PA – Eu falei para os ministros que vieram aqui que eu tenho muita dificuldade de acreditar na justiça. Uma semana antes do caso da irmã, tinham queimado a casa de um trabalhador pai de dez filhos, e a gente registrou a queixa na polícia civil. Eles disseram que iriam lá pegar, queriam usar o carro da paróquia, só que ele não estava em condições. Então os movimentos populares alugaram um carro para eles irem lá, mas os policiais disseram que não dava para ir porque o tempo não estava bom. Quando foi no outro dia, o próprio fazendeiro que mandou queimar a casa do pessoal e colocou os pais de família na rua estava de mãos dadas com a polícia civil daqui. Se você é trabalhador e vem lutar pelos seus direitos, como você faz? O próprio governo do Estado está tentando tirar a responsabilidade dele. Isso dá uma indignação na gente. Eu espero que com a chegada da polícia federal as coisas melhorem.
CM – Por que o Pará é o Estado com o maior índice de assassinatos ligados à disputa de terras, além de ser campeão de desmatamento ilegal, exploração de madeira, grilagem de terra e trabalho escravo?
PA – É resultado de uma questão que já é muito antiga. Aqui no Pará as pessoas chegavam e marcavam as terras, diziam simplesmente: “aqui é meu e pronto”. E depois vendiam para pessoas do sul do país, que nunca estiveram aqui. Depois elas aparecem com documentos de cartórios fraudulentos, dizendo que são donas de uma imensa área de terra onde tem trabalhadores e trabalhadoras. Só agora o Estado está fazendo o reordenamento fundiário. Antes não tinha nada disso. Isso tudo que está acontecendo é justamente resultado da ausência do Estado na região.

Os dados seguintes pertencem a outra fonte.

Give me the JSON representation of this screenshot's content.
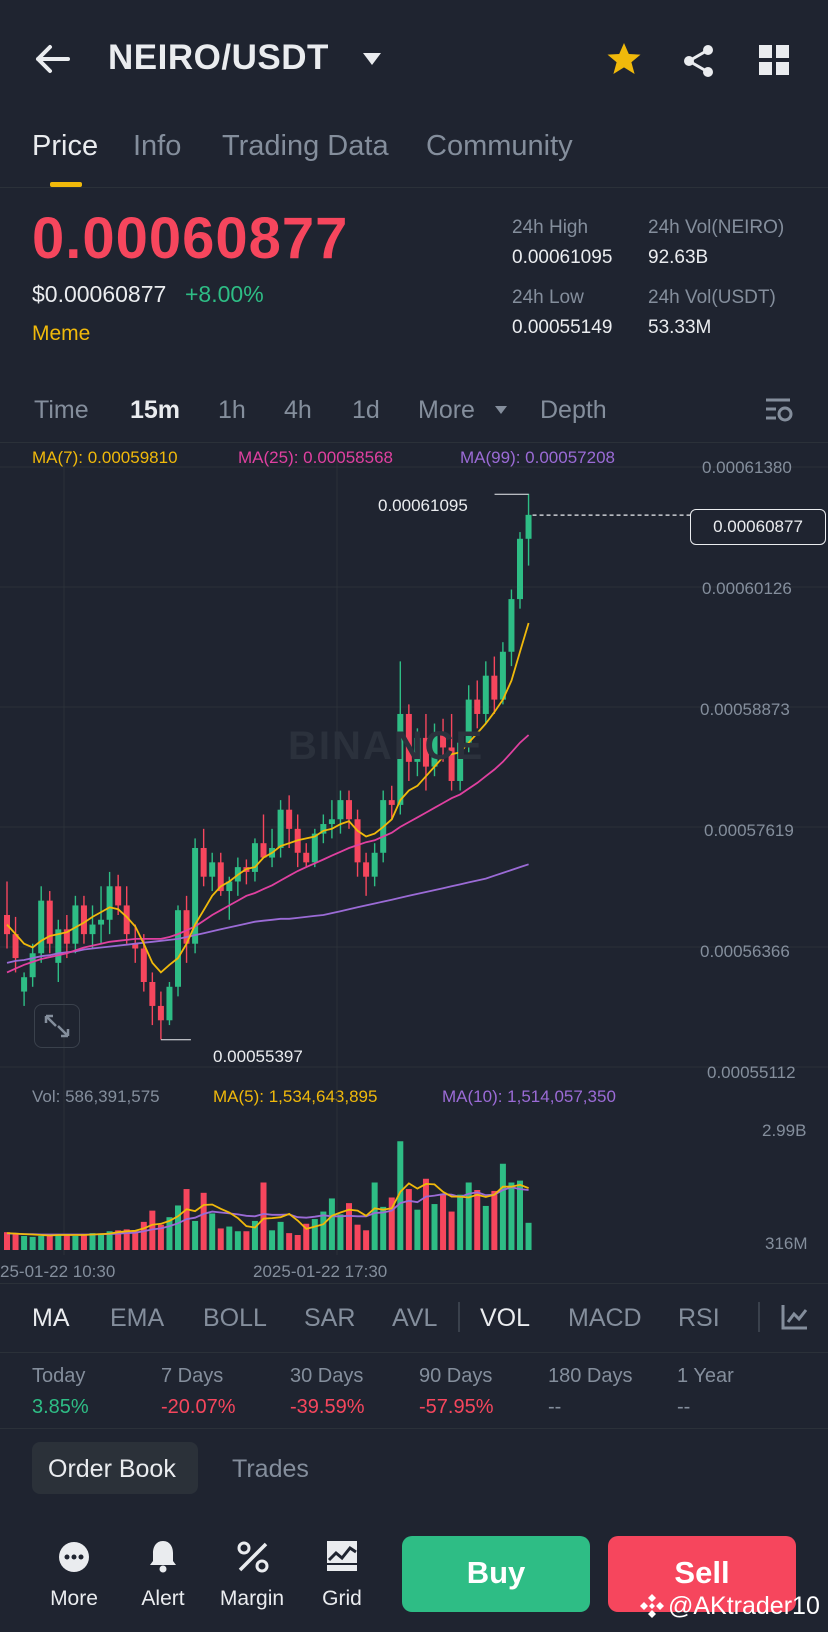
{
  "header": {
    "pair": "NEIRO/USDT",
    "icons": [
      "back-arrow-icon",
      "caret-down-icon",
      "star-icon",
      "share-icon",
      "grid-icon"
    ]
  },
  "tabs": [
    {
      "label": "Price",
      "active": true
    },
    {
      "label": "Info",
      "active": false
    },
    {
      "label": "Trading Data",
      "active": false
    },
    {
      "label": "Community",
      "active": false
    }
  ],
  "ticker": {
    "last_price": "0.00060877",
    "usd_price": "$0.00060877",
    "change_pct": "+8.00%",
    "tag": "Meme",
    "high_label": "24h High",
    "high_value": "0.00061095",
    "low_label": "24h Low",
    "low_value": "0.00055149",
    "vol_base_label": "24h Vol(NEIRO)",
    "vol_base_value": "92.63B",
    "vol_quote_label": "24h Vol(USDT)",
    "vol_quote_value": "53.33M"
  },
  "intervals": [
    {
      "label": "Time",
      "active": false
    },
    {
      "label": "15m",
      "active": true
    },
    {
      "label": "1h",
      "active": false
    },
    {
      "label": "4h",
      "active": false
    },
    {
      "label": "1d",
      "active": false
    },
    {
      "label": "More",
      "active": false
    },
    {
      "label": "Depth",
      "active": false
    }
  ],
  "ma_legend": {
    "ma7": "MA(7): 0.00059810",
    "ma25": "MA(25): 0.00058568",
    "ma99": "MA(99): 0.00057208"
  },
  "colors": {
    "up": "#2ebd85",
    "down": "#f6465d",
    "accent": "#f0b90b",
    "ma7": "#f0b90b",
    "ma25": "#e040a0",
    "ma99": "#9b6bd6"
  },
  "chart_data": {
    "type": "candlestick",
    "y_ticks": [
      "0.00061380",
      "0.00060126",
      "0.00058873",
      "0.00057619",
      "0.00056366",
      "0.00055112"
    ],
    "ylim": [
      0.00055112,
      0.0006138
    ],
    "last_price_tag": "0.00060877",
    "high_marker": "0.00061095",
    "low_marker": "0.00055397",
    "watermark": "BINANCE",
    "x_ticks": [
      "25-01-22 10:30",
      "2025-01-22 17:30"
    ],
    "candles": [
      {
        "o": 0.000567,
        "h": 0.0005705,
        "l": 0.0005635,
        "c": 0.000565
      },
      {
        "o": 0.000565,
        "h": 0.0005668,
        "l": 0.000561,
        "c": 0.0005625
      },
      {
        "o": 0.000559,
        "h": 0.000561,
        "l": 0.0005575,
        "c": 0.0005605
      },
      {
        "o": 0.0005605,
        "h": 0.000564,
        "l": 0.0005595,
        "c": 0.000563
      },
      {
        "o": 0.000563,
        "h": 0.00057,
        "l": 0.000562,
        "c": 0.0005685
      },
      {
        "o": 0.0005685,
        "h": 0.0005695,
        "l": 0.000563,
        "c": 0.000564
      },
      {
        "o": 0.000562,
        "h": 0.0005665,
        "l": 0.00056,
        "c": 0.0005655
      },
      {
        "o": 0.0005655,
        "h": 0.000567,
        "l": 0.0005625,
        "c": 0.000564
      },
      {
        "o": 0.000564,
        "h": 0.000569,
        "l": 0.000563,
        "c": 0.000568
      },
      {
        "o": 0.000568,
        "h": 0.000569,
        "l": 0.000564,
        "c": 0.000565
      },
      {
        "o": 0.000565,
        "h": 0.000568,
        "l": 0.0005635,
        "c": 0.000566
      },
      {
        "o": 0.000566,
        "h": 0.00057,
        "l": 0.000564,
        "c": 0.0005665
      },
      {
        "o": 0.0005665,
        "h": 0.0005715,
        "l": 0.000565,
        "c": 0.00057
      },
      {
        "o": 0.00057,
        "h": 0.0005712,
        "l": 0.000567,
        "c": 0.000568
      },
      {
        "o": 0.000568,
        "h": 0.00057,
        "l": 0.000564,
        "c": 0.000565
      },
      {
        "o": 0.000564,
        "h": 0.000566,
        "l": 0.000562,
        "c": 0.0005635
      },
      {
        "o": 0.0005635,
        "h": 0.000565,
        "l": 0.000559,
        "c": 0.00056
      },
      {
        "o": 0.00056,
        "h": 0.000561,
        "l": 0.0005555,
        "c": 0.0005575
      },
      {
        "o": 0.0005575,
        "h": 0.000559,
        "l": 0.000554,
        "c": 0.000556
      },
      {
        "o": 0.000556,
        "h": 0.00056,
        "l": 0.0005555,
        "c": 0.0005595
      },
      {
        "o": 0.0005595,
        "h": 0.000568,
        "l": 0.0005585,
        "c": 0.0005675
      },
      {
        "o": 0.0005675,
        "h": 0.000569,
        "l": 0.000562,
        "c": 0.000564
      },
      {
        "o": 0.000564,
        "h": 0.000575,
        "l": 0.000563,
        "c": 0.000574
      },
      {
        "o": 0.000574,
        "h": 0.000576,
        "l": 0.00057,
        "c": 0.000571
      },
      {
        "o": 0.000571,
        "h": 0.0005735,
        "l": 0.0005695,
        "c": 0.0005725
      },
      {
        "o": 0.0005725,
        "h": 0.0005735,
        "l": 0.000569,
        "c": 0.0005695
      },
      {
        "o": 0.0005695,
        "h": 0.000571,
        "l": 0.0005665,
        "c": 0.0005705
      },
      {
        "o": 0.0005705,
        "h": 0.000573,
        "l": 0.000569,
        "c": 0.000572
      },
      {
        "o": 0.000572,
        "h": 0.0005728,
        "l": 0.0005702,
        "c": 0.0005715
      },
      {
        "o": 0.0005715,
        "h": 0.000575,
        "l": 0.0005705,
        "c": 0.0005745
      },
      {
        "o": 0.0005745,
        "h": 0.0005775,
        "l": 0.000573,
        "c": 0.000573
      },
      {
        "o": 0.000573,
        "h": 0.000576,
        "l": 0.000572,
        "c": 0.000574
      },
      {
        "o": 0.000574,
        "h": 0.000579,
        "l": 0.000573,
        "c": 0.000578
      },
      {
        "o": 0.000578,
        "h": 0.0005795,
        "l": 0.000574,
        "c": 0.000576
      },
      {
        "o": 0.000576,
        "h": 0.0005775,
        "l": 0.000572,
        "c": 0.0005735
      },
      {
        "o": 0.0005735,
        "h": 0.0005745,
        "l": 0.000572,
        "c": 0.0005725
      },
      {
        "o": 0.0005725,
        "h": 0.000576,
        "l": 0.000572,
        "c": 0.0005755
      },
      {
        "o": 0.0005755,
        "h": 0.0005775,
        "l": 0.0005745,
        "c": 0.0005765
      },
      {
        "o": 0.0005765,
        "h": 0.000579,
        "l": 0.000575,
        "c": 0.000577
      },
      {
        "o": 0.000577,
        "h": 0.00058,
        "l": 0.0005755,
        "c": 0.000579
      },
      {
        "o": 0.000579,
        "h": 0.00058,
        "l": 0.000576,
        "c": 0.000577
      },
      {
        "o": 0.000577,
        "h": 0.000578,
        "l": 0.000571,
        "c": 0.0005725
      },
      {
        "o": 0.0005725,
        "h": 0.0005735,
        "l": 0.000569,
        "c": 0.000571
      },
      {
        "o": 0.000571,
        "h": 0.0005745,
        "l": 0.00057,
        "c": 0.0005735
      },
      {
        "o": 0.0005735,
        "h": 0.00058,
        "l": 0.0005725,
        "c": 0.000579
      },
      {
        "o": 0.000579,
        "h": 0.0005805,
        "l": 0.000577,
        "c": 0.0005785
      },
      {
        "o": 0.0005785,
        "h": 0.0005935,
        "l": 0.0005775,
        "c": 0.000588
      },
      {
        "o": 0.000588,
        "h": 0.000589,
        "l": 0.000581,
        "c": 0.000583
      },
      {
        "o": 0.000583,
        "h": 0.0005865,
        "l": 0.0005815,
        "c": 0.0005855
      },
      {
        "o": 0.0005855,
        "h": 0.000588,
        "l": 0.00058,
        "c": 0.0005825
      },
      {
        "o": 0.0005825,
        "h": 0.000587,
        "l": 0.0005815,
        "c": 0.000586
      },
      {
        "o": 0.000586,
        "h": 0.0005875,
        "l": 0.000583,
        "c": 0.0005845
      },
      {
        "o": 0.0005845,
        "h": 0.000588,
        "l": 0.00058,
        "c": 0.000581
      },
      {
        "o": 0.000581,
        "h": 0.000586,
        "l": 0.00058,
        "c": 0.000585
      },
      {
        "o": 0.000585,
        "h": 0.000591,
        "l": 0.000584,
        "c": 0.0005895
      },
      {
        "o": 0.0005895,
        "h": 0.0005915,
        "l": 0.0005865,
        "c": 0.000588
      },
      {
        "o": 0.000588,
        "h": 0.0005935,
        "l": 0.000587,
        "c": 0.000592
      },
      {
        "o": 0.000592,
        "h": 0.000594,
        "l": 0.000588,
        "c": 0.0005895
      },
      {
        "o": 0.0005895,
        "h": 0.0005955,
        "l": 0.000589,
        "c": 0.0005945
      },
      {
        "o": 0.0005945,
        "h": 0.000601,
        "l": 0.000593,
        "c": 0.0006
      },
      {
        "o": 0.0006,
        "h": 0.000607,
        "l": 0.000599,
        "c": 0.0006063
      },
      {
        "o": 0.0006063,
        "h": 0.000611,
        "l": 0.0006035,
        "c": 0.0006088
      }
    ],
    "ma7": [
      0.000566,
      0.000565,
      0.000564,
      0.0005636,
      0.0005643,
      0.0005648,
      0.000565,
      0.0005652,
      0.0005657,
      0.0005662,
      0.0005668,
      0.0005673,
      0.0005678,
      0.0005676,
      0.0005668,
      0.0005658,
      0.000564,
      0.000562,
      0.000561,
      0.0005618,
      0.0005625,
      0.000564,
      0.000566,
      0.0005675,
      0.000569,
      0.00057,
      0.0005705,
      0.0005712,
      0.0005718,
      0.000572,
      0.000573,
      0.0005735,
      0.0005742,
      0.0005745,
      0.0005748,
      0.000575,
      0.0005752,
      0.0005758,
      0.000576,
      0.0005765,
      0.0005768,
      0.0005758,
      0.0005752,
      0.0005755,
      0.0005762,
      0.000577,
      0.000579,
      0.00058,
      0.0005805,
      0.0005815,
      0.0005825,
      0.0005835,
      0.0005838,
      0.000584,
      0.000585,
      0.000586,
      0.000587,
      0.0005882,
      0.0005895,
      0.0005915,
      0.0005945,
      0.0005975
    ],
    "ma25": [
      0.000561,
      0.0005614,
      0.0005618,
      0.0005621,
      0.0005624,
      0.0005626,
      0.0005628,
      0.000563,
      0.0005633,
      0.0005636,
      0.0005638,
      0.000564,
      0.0005642,
      0.0005643,
      0.0005644,
      0.0005645,
      0.0005645,
      0.0005645,
      0.0005645,
      0.0005647,
      0.000565,
      0.0005654,
      0.0005658,
      0.0005664,
      0.000567,
      0.0005675,
      0.000568,
      0.0005685,
      0.000569,
      0.0005693,
      0.0005697,
      0.0005701,
      0.0005706,
      0.0005711,
      0.0005716,
      0.000572,
      0.0005724,
      0.0005728,
      0.0005732,
      0.0005736,
      0.000574,
      0.0005743,
      0.0005746,
      0.0005748,
      0.0005752,
      0.0005756,
      0.0005762,
      0.0005767,
      0.0005772,
      0.0005777,
      0.0005782,
      0.0005787,
      0.0005792,
      0.0005796,
      0.0005802,
      0.0005808,
      0.0005815,
      0.0005822,
      0.000583,
      0.000584,
      0.000585,
      0.0005858
    ],
    "ma99": [
      0.000562,
      0.0005622,
      0.0005623,
      0.0005625,
      0.0005627,
      0.0005628,
      0.000563,
      0.0005631,
      0.0005632,
      0.0005634,
      0.0005635,
      0.0005636,
      0.0005637,
      0.0005638,
      0.0005639,
      0.000564,
      0.0005641,
      0.0005642,
      0.0005643,
      0.0005644,
      0.0005645,
      0.0005647,
      0.0005649,
      0.0005651,
      0.0005653,
      0.0005655,
      0.0005657,
      0.0005659,
      0.0005661,
      0.0005663,
      0.0005664,
      0.0005665,
      0.0005666,
      0.0005666,
      0.0005667,
      0.0005668,
      0.0005669,
      0.000567,
      0.0005672,
      0.0005674,
      0.0005676,
      0.0005678,
      0.000568,
      0.0005682,
      0.0005684,
      0.0005686,
      0.0005688,
      0.000569,
      0.0005692,
      0.0005694,
      0.0005696,
      0.0005698,
      0.00057,
      0.0005702,
      0.0005704,
      0.0005706,
      0.0005708,
      0.0005711,
      0.0005714,
      0.0005717,
      0.000572,
      0.0005723
    ],
    "volume": {
      "legend_vol": "Vol: 586,391,575",
      "legend_ma5": "MA(5): 1,534,643,895",
      "legend_ma10": "MA(10): 1,514,057,350",
      "y_ticks": [
        "2.99B",
        "316M"
      ],
      "ylim": [
        0,
        3.2
      ],
      "values_b": [
        0.38,
        0.34,
        0.3,
        0.28,
        0.3,
        0.32,
        0.34,
        0.32,
        0.3,
        0.34,
        0.36,
        0.34,
        0.4,
        0.42,
        0.44,
        0.4,
        0.6,
        0.84,
        0.54,
        0.7,
        0.95,
        1.3,
        0.62,
        1.22,
        0.78,
        0.46,
        0.5,
        0.4,
        0.4,
        0.62,
        1.44,
        0.42,
        0.6,
        0.36,
        0.32,
        0.56,
        0.66,
        0.82,
        1.1,
        0.76,
        1.0,
        0.54,
        0.42,
        1.44,
        0.92,
        1.12,
        2.32,
        1.3,
        0.86,
        1.52,
        0.98,
        1.2,
        0.82,
        1.18,
        1.44,
        1.28,
        0.94,
        1.26,
        1.84,
        1.44,
        1.48,
        0.58
      ],
      "ma5_b": [
        0.36,
        0.35,
        0.34,
        0.33,
        0.32,
        0.31,
        0.32,
        0.32,
        0.32,
        0.32,
        0.33,
        0.34,
        0.35,
        0.38,
        0.4,
        0.41,
        0.46,
        0.54,
        0.56,
        0.62,
        0.72,
        0.87,
        0.83,
        0.96,
        0.97,
        0.88,
        0.8,
        0.68,
        0.51,
        0.48,
        0.67,
        0.68,
        0.7,
        0.77,
        0.63,
        0.45,
        0.5,
        0.55,
        0.73,
        0.8,
        0.86,
        0.84,
        0.73,
        0.89,
        0.86,
        0.89,
        1.24,
        1.42,
        1.31,
        1.41,
        1.4,
        1.24,
        1.14,
        1.14,
        1.12,
        1.18,
        1.13,
        1.18,
        1.35,
        1.35,
        1.39,
        1.32
      ],
      "ma10_b": [
        0.35,
        0.35,
        0.34,
        0.34,
        0.33,
        0.33,
        0.33,
        0.33,
        0.33,
        0.33,
        0.33,
        0.34,
        0.34,
        0.35,
        0.36,
        0.37,
        0.4,
        0.44,
        0.46,
        0.51,
        0.57,
        0.66,
        0.69,
        0.77,
        0.82,
        0.8,
        0.78,
        0.76,
        0.73,
        0.72,
        0.77,
        0.75,
        0.75,
        0.76,
        0.7,
        0.69,
        0.71,
        0.74,
        0.72,
        0.72,
        0.73,
        0.72,
        0.72,
        0.79,
        0.8,
        0.84,
        1.0,
        1.05,
        1.02,
        1.14,
        1.16,
        1.19,
        1.18,
        1.13,
        1.2,
        1.23,
        1.17,
        1.18,
        1.28,
        1.34,
        1.3,
        1.28
      ]
    }
  },
  "indicators": [
    {
      "label": "MA",
      "active": true
    },
    {
      "label": "EMA",
      "active": false
    },
    {
      "label": "BOLL",
      "active": false
    },
    {
      "label": "SAR",
      "active": false
    },
    {
      "label": "AVL",
      "active": false
    },
    {
      "label": "VOL",
      "active": true
    },
    {
      "label": "MACD",
      "active": false
    },
    {
      "label": "RSI",
      "active": false
    }
  ],
  "periods": [
    {
      "label": "Today",
      "value": "3.85%",
      "color": "#2ebd85"
    },
    {
      "label": "7 Days",
      "value": "-20.07%",
      "color": "#f6465d"
    },
    {
      "label": "30 Days",
      "value": "-39.59%",
      "color": "#f6465d"
    },
    {
      "label": "90 Days",
      "value": "-57.95%",
      "color": "#f6465d"
    },
    {
      "label": "180 Days",
      "value": "--",
      "color": "#848e9c"
    },
    {
      "label": "1 Year",
      "value": "--",
      "color": "#848e9c"
    }
  ],
  "book_tabs": {
    "order_book": "Order Book",
    "trades": "Trades"
  },
  "bottom_nav": {
    "more": "More",
    "alert": "Alert",
    "margin": "Margin",
    "grid": "Grid",
    "buy": "Buy",
    "sell": "Sell"
  },
  "watermark_user": "@AKtrader10"
}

CM – Como os governos federal e estadual podem resolver essa questão? O que precisa ser feito com mais urgência?
PA – O reordenamento fundiário é importante. Se o fazendeiro tiver documento que comprove a posse da terra – se não for de algum cartório fraudulento –, ele tem que mostrar para o governo, que então deve pagar indenização e tirá-lo de lá. É isso o que tem que se fazer. Não dá para os fazendeiros e madeireiros ficarem dentro da área do PDS, tem que colocar só o trabalhador lá. E deixar o trabalhador em paz para que o PDS possa ser implantado para valer.
CM – Como você avalia a proposta do governo federal de aumentar a implementação de postos avançados na região, com a presença do exército, Ibama e Incra?

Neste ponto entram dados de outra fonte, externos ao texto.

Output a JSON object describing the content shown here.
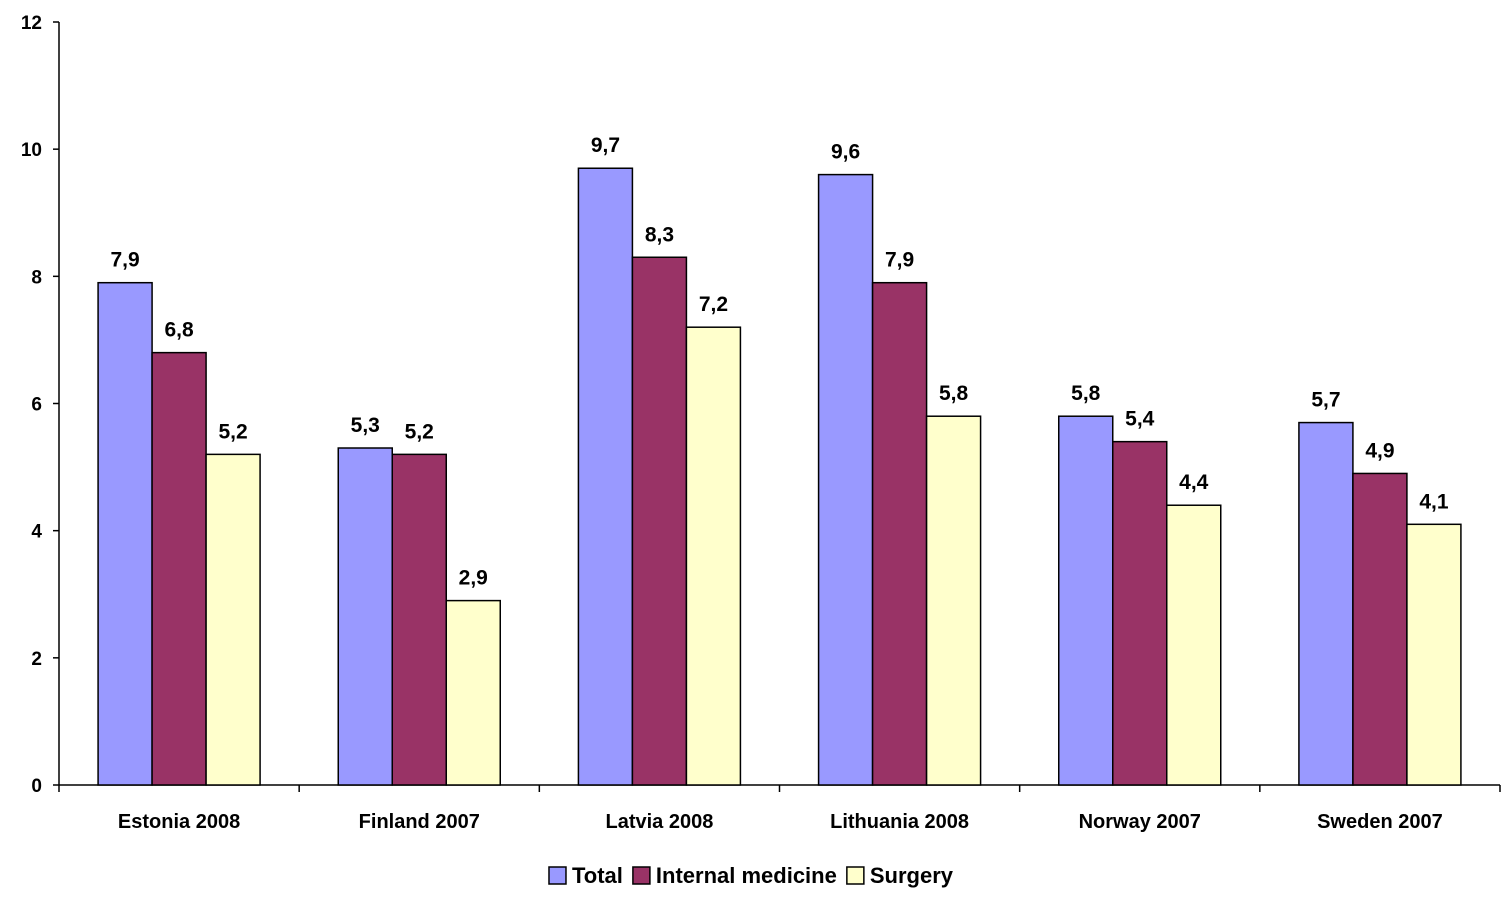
{
  "chart_data": {
    "type": "bar",
    "title": "",
    "xlabel": "",
    "ylabel": "",
    "ylim": [
      0,
      12
    ],
    "yticks": [
      "0",
      "2",
      "4",
      "6",
      "8",
      "10",
      "12"
    ],
    "ytick_values": [
      0,
      2,
      4,
      6,
      8,
      10,
      12
    ],
    "categories": [
      "Estonia 2008",
      "Finland 2007",
      "Latvia 2008",
      "Lithuania 2008",
      "Norway 2007",
      "Sweden 2007"
    ],
    "series": [
      {
        "name": "Total",
        "color": "#9999ff",
        "values": [
          7.9,
          5.3,
          9.7,
          9.6,
          5.8,
          5.7
        ],
        "labels": [
          "7,9",
          "5,3",
          "9,7",
          "9,6",
          "5,8",
          "5,7"
        ]
      },
      {
        "name": "Internal medicine",
        "color": "#993366",
        "values": [
          6.8,
          5.2,
          8.3,
          7.9,
          5.4,
          4.9
        ],
        "labels": [
          "6,8",
          "5,2",
          "8,3",
          "7,9",
          "5,4",
          "4,9"
        ]
      },
      {
        "name": "Surgery",
        "color": "#ffffcc",
        "values": [
          5.2,
          2.9,
          7.2,
          5.8,
          4.4,
          4.1
        ],
        "labels": [
          "5,2",
          "2,9",
          "7,2",
          "5,8",
          "4,4",
          "4,1"
        ]
      }
    ],
    "grid": false,
    "legend_position": "bottom"
  }
}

PA – Seria bom. Mas, na criação da associação-mãe da reserva extrativista Verde para Sempre, em Porto de Moz, a ministra e o presidente do Incra falaram disso, e eu, alegre, falei para um trabalhador do Incra “que bom que agora vai avançar, vai equipar, com transporte e tudo”. E ele disse: “para nossa unidade vão ser 18 carros e nós precisamos de uns 80”. Então eu caí das pernas, pelo amor de Deus. O governo anuncia uma coisa grande, que vai ampliar tudo, mas não acontece nada. Por isso a gente fica meio descrente nessas coisas. Melhorou um pouco desde que o governo Lula assumiu. Antes, para falar com um ministro, para chegar até uma pessoa dessa, era muito difícil, a gente ia para Brasília e ficava dormindo que nem cachorro e porco debaixo da Esplanada dos Ministérios. Só depois de um bom tempo, de um bom cansaço, você era atendido e ainda por um secretário de um secretário do ministro. Agora está acontecendo uma coisa diferente, eles estão vindo aqui falar com a gente. Um gesto bonito até mesmo com a morte da irmã, a Marina Silva veio e estava lá, dormiu em Anapu, acompanhou tudo. Você vê que algo está mudando, não é fácil essas coisas. Mas está faltando mais força.

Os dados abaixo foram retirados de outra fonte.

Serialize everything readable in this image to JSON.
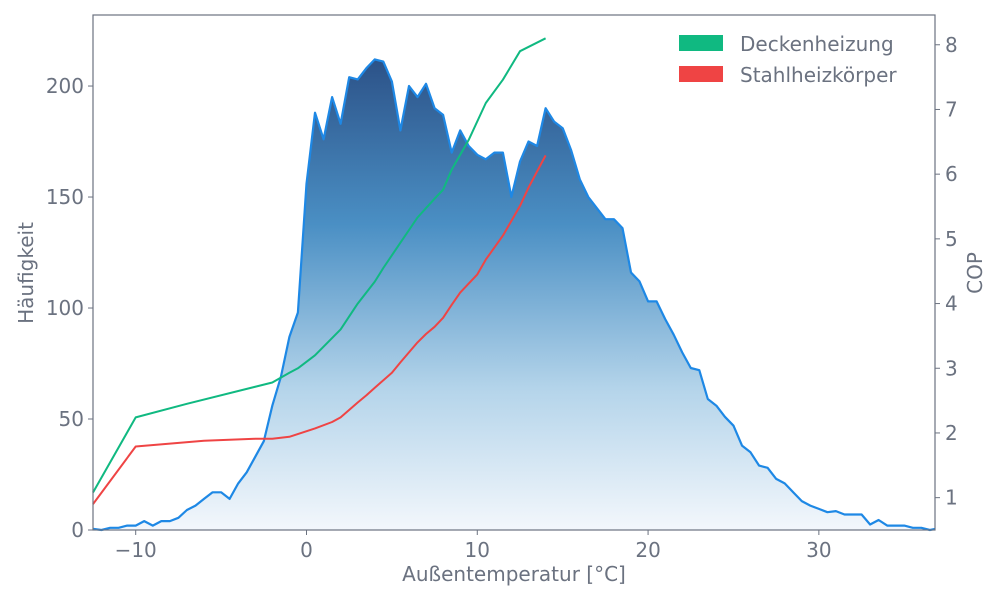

CM – Como combater o desmatamento e garantir um desenvolvimento sustentável na região? O PDS é uma saída?
PA – Justamente. E é por isso que estão ocorrendo essas mortes, essas coisas. Porque dentro do PDS a pessoa vai ter o título coletivo da área, vai trabalhar, produzir, mas também reflorestar e conservar as essências naturais que se tem. Justamente por isso que companheiros como a irmã tombaram, porque o fazendeiro, o madeireiro não vai mais poder chegar lá e dizer “essa área aqui é minha”, ou dizer “te dou 20 ou 30 reais nessa árvore”, que depois ele vende por quase mil reais. O trabalhador junto com a associação é que vai dar o preço do seu produto.